Alhaji Mohammed Frimpong, General Secretary of NDP
Smaller political parties outside Parliament have blasted the main opposition National Democratic Congress for boycotting the Inter-Party Advisory Committee (IPAC) that makes proposals for electoral reforms through the Electoral Commission.
Making the condemnation of the NDC’s unfortunate posture towards EC’s electoral reforms at a press conference in Accra on Wednesday, spokesperson for the smaller parties, Alhaji Mohammed Frempong of the National Democratic Party (NDP), described NDC’s attitude as unfortunate and irresponsible.
The smaller parties also condemned the NDC for always belittling smaller parties outside Parliament, stressing that they would continue to participate and contribute in decision making at IPAC meetings towards electoral reforms that seek to strengthen the country’s democracy.
“The NDC should not forget that the Convention People’s Party (CPP) and to some extent the People’s National Convention (PNC) derived from the People’s National Party (PNP) had once formed government and been in Parliament. Their present situation does not diminish their intelligence and policy relevance,” the parties said.
According to the NDP General Secretary, in keeping with a sound pluralistic atmosphere, the participation by other political parties outside Parliament has been and continues to be beneficial in nurturing the country’s multi-party democracy.
He noted that impediments to widening the frontiers of participation of the citizenry and other political parties must not be accepted in the era of information technology and demand for national accountability.
“Even though other political parties outside Parliament may be facing dire resource challenges, we have the wealth of ideas, commitment and sincerity that match or even surpass that of the duopoly in Parliament. Indeed, it is also a known fact that we nurture and fertilise opinions of our citizenry in alternatives from which the duopoly pick a leaf or two,” he said.
He said that “it is a common knowledge that in a democracy, obsession with desire for power does not translate into an entitlement when all parties must subject themselves to rules and processes.”
According to the smaller parties, the arguments advanced by the NDC in its supposed alternate reforms could have been better stated and shared at the IPAC meeting and not outside.
“To consider its boycott of IPAC as temporary and to rejoin at any future date will just be a ploy to attract undeserved public attention, a disappointment and a dereliction of duty to its supporters,” the spokesperson said.
He said when NDC was in government, all other political parties supported the stance by the NDC that the then Chairperson of the EC, Charlotte Osei, should not compile a new voters’ register,” adding “It is a dictatorial and seditious attitude to think that the NDC should always have its way.”
“We have seen the New Patriotic Party in a minority which also pursued its demands but never boycotted IPAC. The premises of the EC equally, if not more, has been militarised in the tenure of Madam Charlotte Osei when NDC was in power.

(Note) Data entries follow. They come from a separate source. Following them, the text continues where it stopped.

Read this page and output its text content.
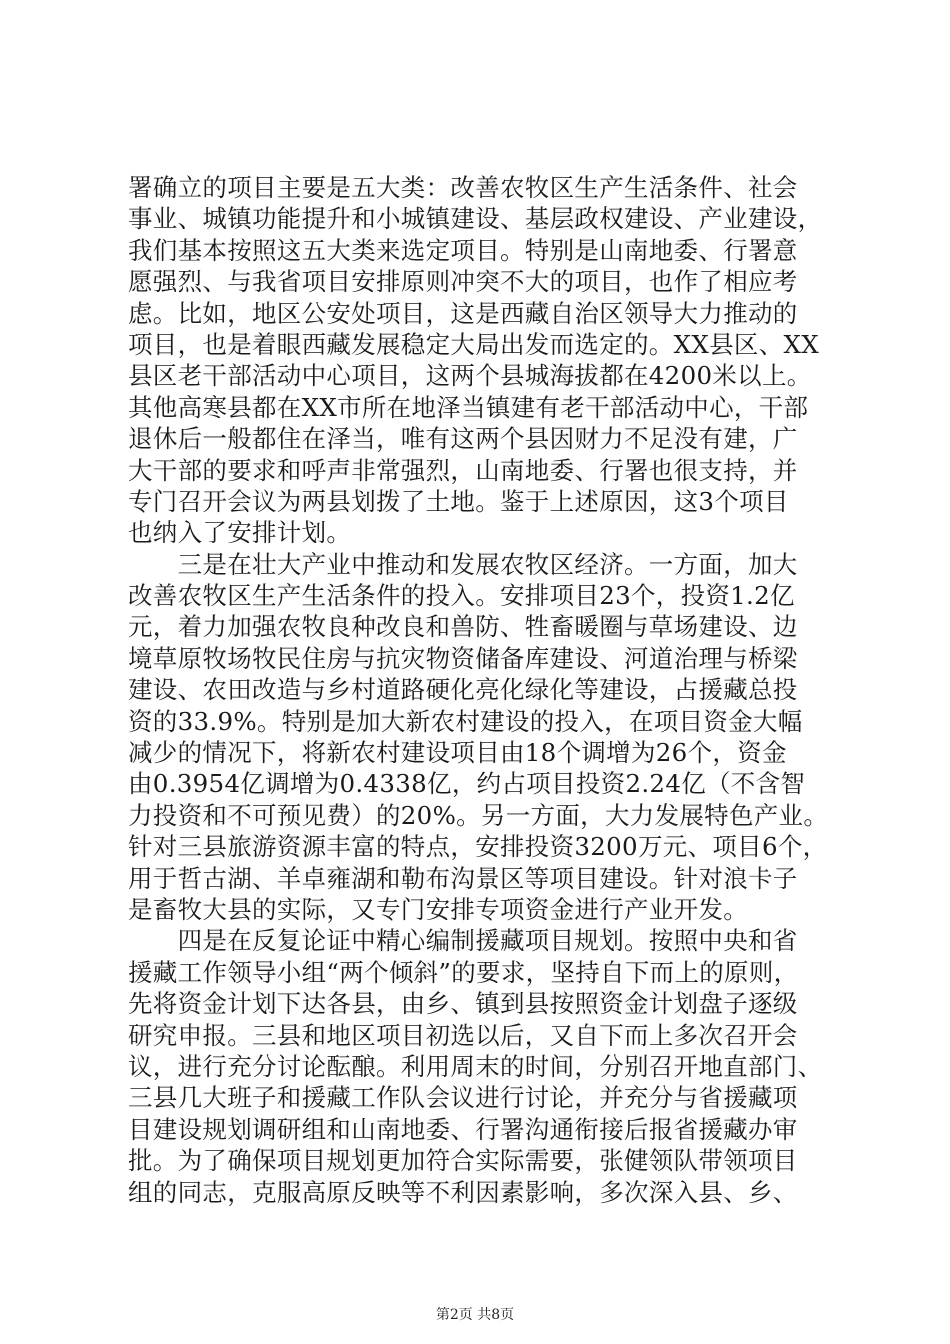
署确立的项目主要是五大类：改善农牧区生产生活条件、社会
事业、城镇功能提升和小城镇建设、基层政权建设、产业建设，
我们基本按照这五大类来选定项目。特别是山南地委、行署意
愿强烈、与我省项目安排原则冲突不大的项目，也作了相应考
虑。比如，地区公安处项目，这是西藏自治区领导大力推动的
项目，也是着眼西藏发展稳定大局出发而选定的。XX县区、XX
县区老干部活动中心项目，这两个县城海拔都在4200米以上。
其他高寒县都在XX市所在地泽当镇建有老干部活动中心，干部
退休后一般都住在泽当，唯有这两个县因财力不足没有建，广
大干部的要求和呼声非常强烈，山南地委、行署也很支持，并
专门召开会议为两县划拨了土地。鉴于上述原因，这3个项目
也纳入了安排计划。
　　三是在壮大产业中推动和发展农牧区经济。一方面，加大
改善农牧区生产生活条件的投入。安排项目23个，投资1.2亿
元，着力加强农牧良种改良和兽防、牲畜暖圈与草场建设、边
境草原牧场牧民住房与抗灾物资储备库建设、河道治理与桥梁
建设、农田改造与乡村道路硬化亮化绿化等建设，占援藏总投
资的33.9%。特别是加大新农村建设的投入，在项目资金大幅
减少的情况下，将新农村建设项目由18个调增为26个，资金
由0.3954亿调增为0.4338亿，约占项目投资2.24亿（不含智
力投资和不可预见费）的20%。另一方面，大力发展特色产业。
针对三县旅游资源丰富的特点，安排投资3200万元、项目6个，
用于哲古湖、羊卓雍湖和勒布沟景区等项目建设。针对浪卡子
是畜牧大县的实际，又专门安排专项资金进行产业开发。
　　四是在反复论证中精心编制援藏项目规划。按照中央和省
援藏工作领导小组“两个倾斜”的要求，坚持自下而上的原则，
先将资金计划下达各县，由乡、镇到县按照资金计划盘子逐级
研究申报。三县和地区项目初选以后，又自下而上多次召开会
议，进行充分讨论酝酿。利用周末的时间，分别召开地直部门、
三县几大班子和援藏工作队会议进行讨论，并充分与省援藏项
目建设规划调研组和山南地委、行署沟通衔接后报省援藏办审
批。为了确保项目规划更加符合实际需要，张健领队带领项目
组的同志，克服高原反映等不利因素影响，多次深入县、乡、
第2页 共8页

There must be a decent closure to every dispute pursued appropriately by a democratic process or adjudicated at competent court of jurisdiction.”
They said that “political grandstanding in casting aspersions and innuendoes at democratically mandated state institutions smacks of deliberate sedition that the state has obligation to nip in the bud.”
The smaller parties, therefore, appealed to the NDC to place its wisdom gourd on its back so that together all political stakeholders could help reach the zenith of the country’s democracy.